Ho letto con interesse i vostri contributi, pubblicati in questi giorni, sulla situazione delle carceri in Italia, che stimola molteplici riflessioni.

Il dibattito politico e la cronaca di quanto accaduto nel carcere di Trieste nelle scorse settimane, ampiamente documentato sulla vostra testata, devono indurre a riflettere approfonditamente sul tema delle carceri e sul ruolo del lavoro rispetto alla detenzione.

Prima di cimentarsi in valutazioni opinabili occorre muovere da numeri che opinabili non sono.

In primo luogo, va osservato che, nel nostro paese, sono in stato di detenzione circa 61mila persone, di cui il 4,3 per cento sono donne e il 31,3 per cento sono stranieri: ciò a fronte di una capienza delle strutture di circa 51.700 posti.

In questo quadro, occorre rilevare che dei detenuti oggi presenti nelle carceri italiane circa seimila usciranno dallo stato di detenzione entro un anno, e il 35,7 per cento ha un fine pena al più pari a 4 anni.

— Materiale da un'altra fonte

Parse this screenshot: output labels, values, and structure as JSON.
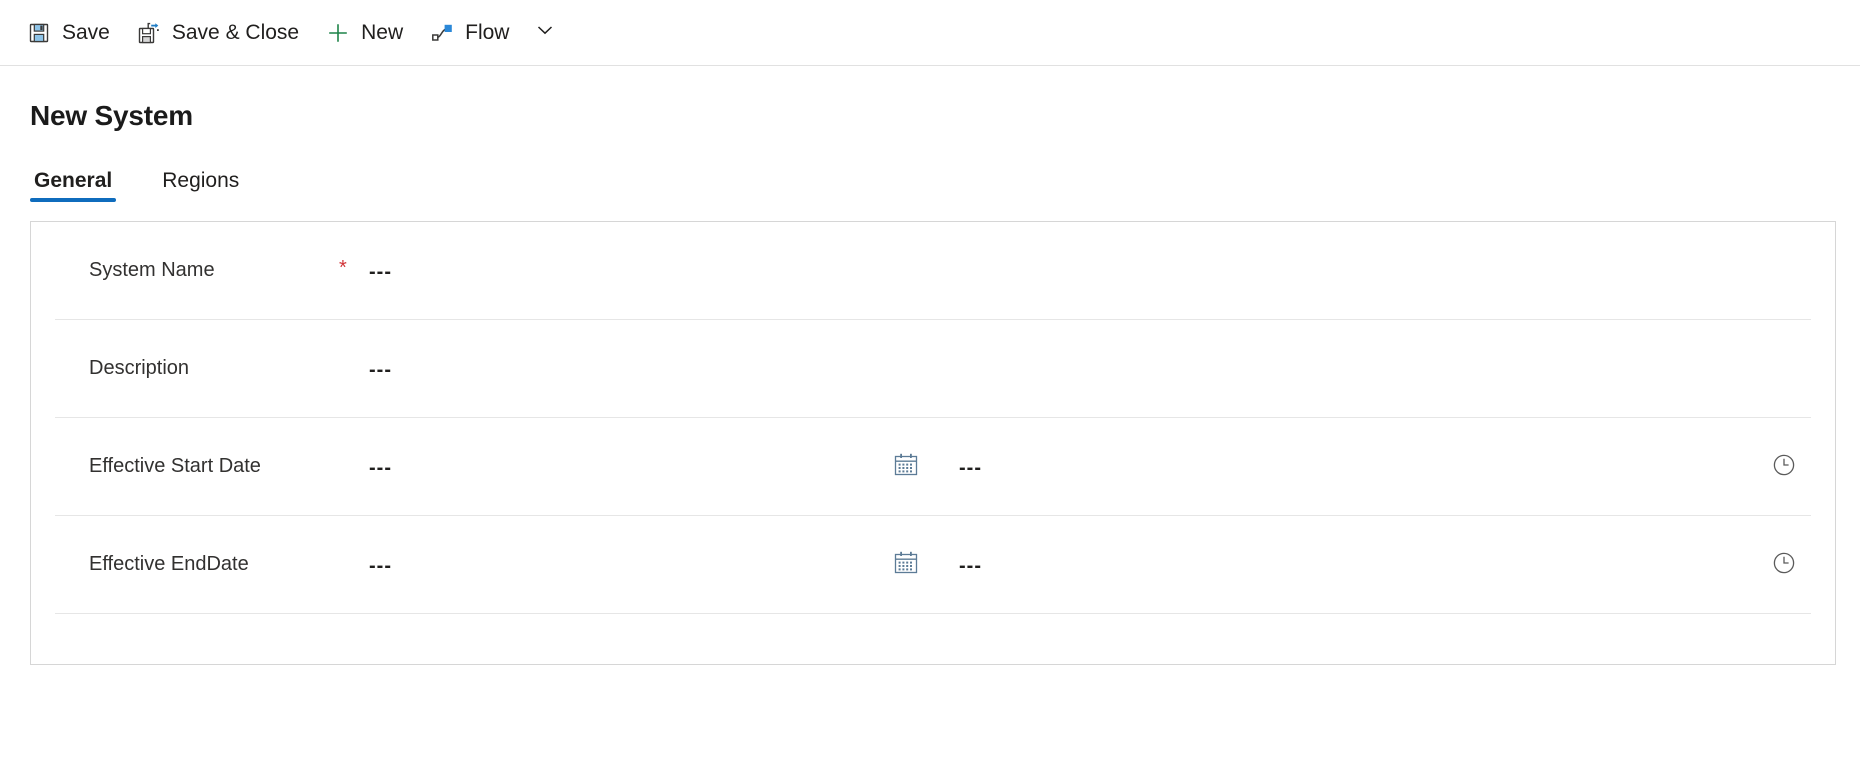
{
  "command_bar": {
    "buttons": [
      {
        "id": "save",
        "label": "Save",
        "icon": "save-icon"
      },
      {
        "id": "save_close",
        "label": "Save & Close",
        "icon": "save-and-close-icon"
      },
      {
        "id": "new",
        "label": "New",
        "icon": "plus-icon"
      },
      {
        "id": "flow",
        "label": "Flow",
        "icon": "flow-icon"
      }
    ],
    "overflow_icon": "chevron-down-icon"
  },
  "page": {
    "title": "New System"
  },
  "tabs": [
    {
      "id": "general",
      "label": "General",
      "active": true
    },
    {
      "id": "regions",
      "label": "Regions",
      "active": false
    }
  ],
  "form": {
    "fields": [
      {
        "id": "system_name",
        "label": "System Name",
        "required": true,
        "required_marker": "*",
        "value": "---",
        "type": "text"
      },
      {
        "id": "description",
        "label": "Description",
        "required": false,
        "required_marker": "",
        "value": "---",
        "type": "text"
      },
      {
        "id": "effective_start_date",
        "label": "Effective Start Date",
        "required": false,
        "required_marker": "",
        "value": "---",
        "time_value": "---",
        "date_icon": "calendar-icon",
        "time_icon": "clock-icon",
        "type": "datetime"
      },
      {
        "id": "effective_end_date",
        "label": "Effective EndDate",
        "required": false,
        "required_marker": "",
        "value": "---",
        "time_value": "---",
        "date_icon": "calendar-icon",
        "time_icon": "clock-icon",
        "type": "datetime"
      }
    ]
  },
  "colors": {
    "accent": "#0f6cbd",
    "required": "#d13438",
    "save_icon_fill": "#8ec4e8",
    "new_icon": "#107c41",
    "flow_icon": "#0f6cbd",
    "text": "#201f1e",
    "border": "#d6d6d6"
  }
}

Occorre anche aggiungere che a oggi nel corso dell’anno si sono verificati 56 suicidi, un record.

Questi dati potrebbero indurre ad affrontare la questione sotto molteplici punti di vista, mettendo in luce le differenti criticità del nostro sistema detentivo.

Dovendo scegliere, per affrontare il tema, un approccio che sia all’altezza della sua delicatezza e complessità, il primo a venire in rilievo ci sembra quello del rapporto fra lavoro e stato di detenzione: non però nell’accezione puramente economicista che si rifà al filone del lavoro carcerario obbligatorio sottoremunerato a vantaggio di imprese private, o dei lavori socialmente utili, ma nel senso costituzionalmente più pregnante, che lega la funzione rieducativa della pena alla dignità del lavoro e della persona umana.

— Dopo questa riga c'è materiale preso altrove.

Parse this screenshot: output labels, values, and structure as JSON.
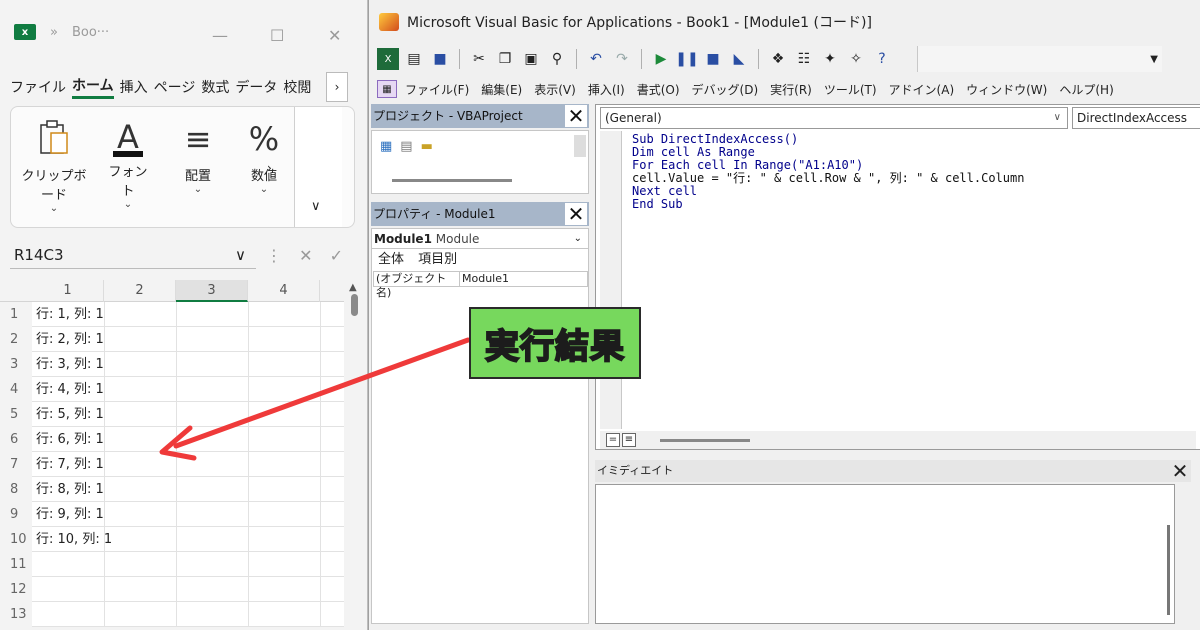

La riflessione muove dalla considerazione che il lavoro può e deve rappresentare la leva perché la detenzione svolga la funzione rieducativa che la Costituzione gli riconosce.

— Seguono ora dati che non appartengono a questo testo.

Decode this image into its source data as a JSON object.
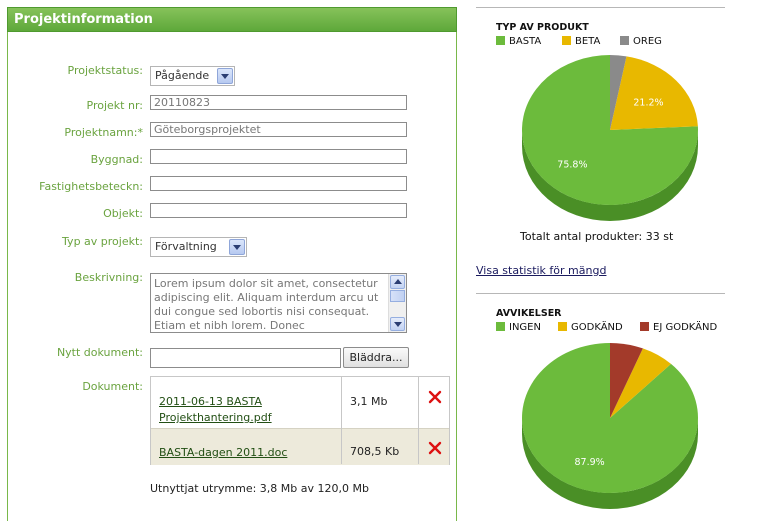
{
  "panel": {
    "title": "Projektinformation"
  },
  "form": {
    "status_label": "Projektstatus:",
    "status_value": "Pågående",
    "projnr_label": "Projekt nr:",
    "projnr_value": "20110823",
    "name_label": "Projektnamn:*",
    "name_value": "Göteborgsprojektet",
    "building_label": "Byggnad:",
    "building_value": "",
    "property_label": "Fastighetsbeteckn:",
    "property_value": "",
    "object_label": "Objekt:",
    "object_value": "",
    "type_label": "Typ av projekt:",
    "type_value": "Förvaltning",
    "desc_label": "Beskrivning:",
    "desc_value": "Lorem ipsum dolor sit amet, consectetur adipiscing elit. Aliquam interdum arcu ut dui congue sed lobortis nisi consequat. Etiam et nibh lorem. Donec",
    "newdoc_label": "Nytt dokument:",
    "browse_label": "Bläddra...",
    "docs_label": "Dokument:",
    "documents": [
      {
        "name": "2011-06-13 BASTA Projekthantering.pdf",
        "size": "3,1 Mb"
      },
      {
        "name": "BASTA-dagen 2011.doc",
        "size": "708,5 Kb"
      }
    ],
    "usage": "Utnyttjat utrymme: 3,8 Mb av 120,0 Mb"
  },
  "colors": {
    "green": "#6cbb3c",
    "green_dark": "#4a8f26",
    "yellow": "#e8b800",
    "yellow_dark": "#b08a00",
    "gray": "#8a8a8a",
    "gray_dark": "#5e5e5e",
    "red": "#a33a2a",
    "red_dark": "#7a2a1e",
    "label_green": "#6aa33f",
    "delete_red": "#d11"
  },
  "chart_data": [
    {
      "type": "pie",
      "title": "TYP AV PRODUKT",
      "categories": [
        "BASTA",
        "BETA",
        "OREG"
      ],
      "values": [
        75.8,
        21.2,
        3.0
      ],
      "labels": [
        "75.8%",
        "21.2%",
        ""
      ],
      "legend": "top"
    },
    {
      "type": "pie",
      "title": "AVVIKELSER",
      "categories": [
        "INGEN",
        "GODKÄND",
        "EJ GODKÄND"
      ],
      "values": [
        87.9,
        6.1,
        6.1
      ],
      "labels": [
        "87.9%",
        "",
        ""
      ],
      "legend": "top"
    }
  ],
  "stats": {
    "total": "Totalt antal produkter: 33 st",
    "link": "Visa statistik för mängd"
  }
}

Non si tratta di lavoro in funzione espiatoria, ma nemmeno semplicemente di lavoro come strumento rieducativo; si tratta invece di utilizzare il lavoro come leva per rappresentare all’interno delle mura carcerarie lo strumento di riscatto sociale attraverso cui il detenuto si riabilita ed attraverso cui programma il suo futuro dopo la fine pena.

Ma nemmeno questo è sufficiente: bisogna altresì attribuire al lavoro dei detenuti una benintesa funzione economica e di pubblico interesse, sicché esso non rappresenti solo la vittoria del lavoratore contro i propri errori, ma anche uno strumento utile al mercato del lavoro e quindi alla collettività.

Un esempio di questo percorso virtuoso potrebbe essere il considerare quel 35,7 per cento di detenuti che nei prossimi 4 anni avranno finito di scontare la pena un bacino utile per fare fronte al mismatch occupazionale che affligge il nostro Paese, specialmente in alcuni settori – ad esempio quello turistico alberghiero e della ristorazione –, e in particolari periodi dell’anno.

Il punto di partenza di questo percorso è ripensare al rapporto fra stato detentivo, formazione e lavoro; nella consapevolezza che la sfida è ardua, ove si consideri che le politiche attive del lavoro stentano a decollare per lo stesso mercato “ordinario” del lavoro.